И с особым удовольствием и улыбкой на губах наблюдает, как его чёрный палач опускает египетский топор на головы приговорённых.

— Вот, — с удовольствием и удовлетворением, констатирует Матос, после казни, — так будет, со всеми, кто изменит мне! Мне, человеку, который думает за всех вас! Меня не проведёшь! — кричит Матос и взгляд его, словно взгляд чёрной пантеры, торжествующе проходит по лицам ошеломлённых казнью окружающих…

Матос продолжает своё движение по лагерю, который наводнён всевозможными магами и представительницами древнейшей профессии женского пола. Эти гибкие, как ветви деревьев, танцовщицы исполняют зажигательные танцы, под одобряющие, опьянённые такой свободой, крики воинов… Все они благодарны за это Матосу и громко приветствуют его, протягивая ему чаши с тёплым, нагретым солнцем напитком, лишь отдалённо напоминающим вино. Но получается это приветствие в разнобой и как-то пьяно, панибратски. Впрочем, Матос и не требует к себе какого-то особого внимания! Он прекрасно разбирается в людях и, поэтому, не торопит события, стараясь, как можно больше, завоевать любовь и доверие этих самых воинов… Он стоит, опьянённый видом крови и власти, чувством собственного величия! Он отстраняет чашу, поданную ему, и кивком головы даёт кому-то знак.… Через несколько мгновений, ему подают чашу с настоящим прохладным вином, он поднимает её, приветствуя всех и, с удовольствием, выпивает её до самого дна!.. Этот момент, и наступающее вслед него опьянение, погружают его в эйфорию от собственного величия и могущества… Голова его наполняется неким восторгом от созерцаемого в его лагере.

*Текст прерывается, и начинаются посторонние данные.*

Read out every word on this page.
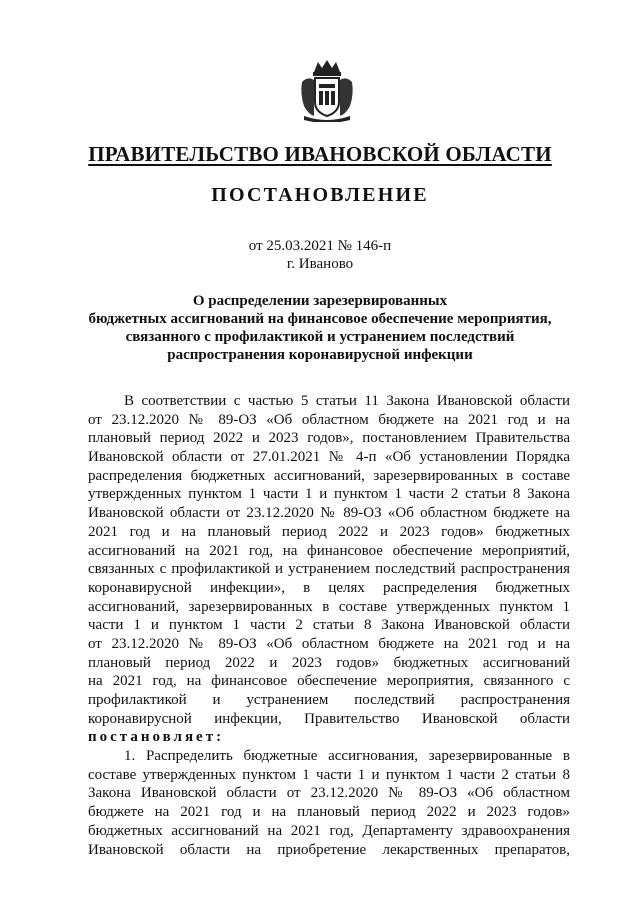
ПРАВИТЕЛЬСТВО ИВАНОВСКОЙ ОБЛАСТИ
ПОСТАНОВЛЕНИЕ
от 25.03.2021 № 146-п
г. Иваново
О распределении зарезервированных
бюджетных ассигнований на финансовое обеспечение мероприятия,
связанного с профилактикой и устранением последствий
распространения коронавирусной инфекции
В соответствии с частью 5 статьи 11 Закона Ивановской области
от 23.12.2020 № 89-ОЗ «Об областном бюджете на 2021 год и на
плановый период 2022 и 2023 годов», постановлением Правительства
Ивановской области от 27.01.2021 № 4-п «Об установлении Порядка
распределения бюджетных ассигнований, зарезервированных в составе
утвержденных пунктом 1 части 1 и пунктом 1 части 2 статьи 8 Закона
Ивановской области от 23.12.2020 № 89-ОЗ «Об областном бюджете на
2021 год и на плановый период 2022 и 2023 годов» бюджетных
ассигнований на 2021 год, на финансовое обеспечение мероприятий,
связанных с профилактикой и устранением последствий распространения
коронавирусной инфекции», в целях распределения бюджетных
ассигнований, зарезервированных в составе утвержденных пунктом 1
части 1 и пунктом 1 части 2 статьи 8 Закона Ивановской области
от 23.12.2020 № 89-ОЗ «Об областном бюджете на 2021 год и на
плановый период 2022 и 2023 годов» бюджетных ассигнований
на 2021 год, на финансовое обеспечение мероприятия, связанного с
профилактикой и устранением последствий распространения
коронавирусной инфекции, Правительство Ивановской области
постановляет:
1. Распределить бюджетные ассигнования, зарезервированные в
составе утвержденных пунктом 1 части 1 и пунктом 1 части 2 статьи 8
Закона Ивановской области от 23.12.2020 № 89-ОЗ «Об областном
бюджете на 2021 год и на плановый период 2022 и 2023 годов»
бюджетных ассигнований на 2021 год, Департаменту здравоохранения
Ивановской области на приобретение лекарственных препаратов,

— Матос, в лагерь доставили из Приона, командующего Гиксона и его командиров! — рапортует, подошедший к нему рослый человек, совсем не африканской внешности.

— Давайте их сюда! — радуется Матос, обнимая и ощупывая одну из танцовщиц. — Посмотрим на них!

Сквозь толпу, копьями толкают пленных карфагенян. Они босы и оборваны… Лица их черны от пыли. Губы потрескались от жажды и опухли от воспаления…

— Вот он! Вот он, Верховный главнокомандующий! Суффет Карфагена! Человек, обладающий неограниченной властью в Великом Карфагене! — о весь свой голос смеётся Матос, подходя к одному из вытолкнутых вперёд людей. — На колени, собака!

Матос, сбивает человека с ног, ударом ноги в подколенный сустав. Тот падает, но встаёт опять, бесстрашно смотря в глаза чёрному ливийцу… Глаза Матоса наливаются кровью, зрачки расширяются от бешенства, но это, кажется, совсем не действует на храброго карфагенянина перед ним… Тот, продолжает смотреть на него отрешённо и без какого-либо смирения… Матос срывается на крик, голос его дрожит от возбуждения:

— Что, хотел сэкономить деньги на наших жизнях? Поэтому, повёл нас в пески, не раздав приготовленного жалования? Теперь, вам уже не кажется, что мы много требовали от вас?

Он выхватывает меч и кружит своими шагами вокруг стоящего, в молчании, стратега Гиксона… Но, вспыхнувшее возбуждение, подкреплённое многолетней ненавистью, вызванное гордостью и неповиновением стоящего перед ним стратега, который как ему кажется находится в его полной власти, сменяется и затупляется, даже сквозь опьяняющий угар, предвкушением возможной наживы, за счёт выкупа этого карфагенянина Суффетами города, ибо он является одним из них. И, вследствие этого, гнев Матоса не переливается через край его расчётливого сознания и он успокаивается, убирая меч…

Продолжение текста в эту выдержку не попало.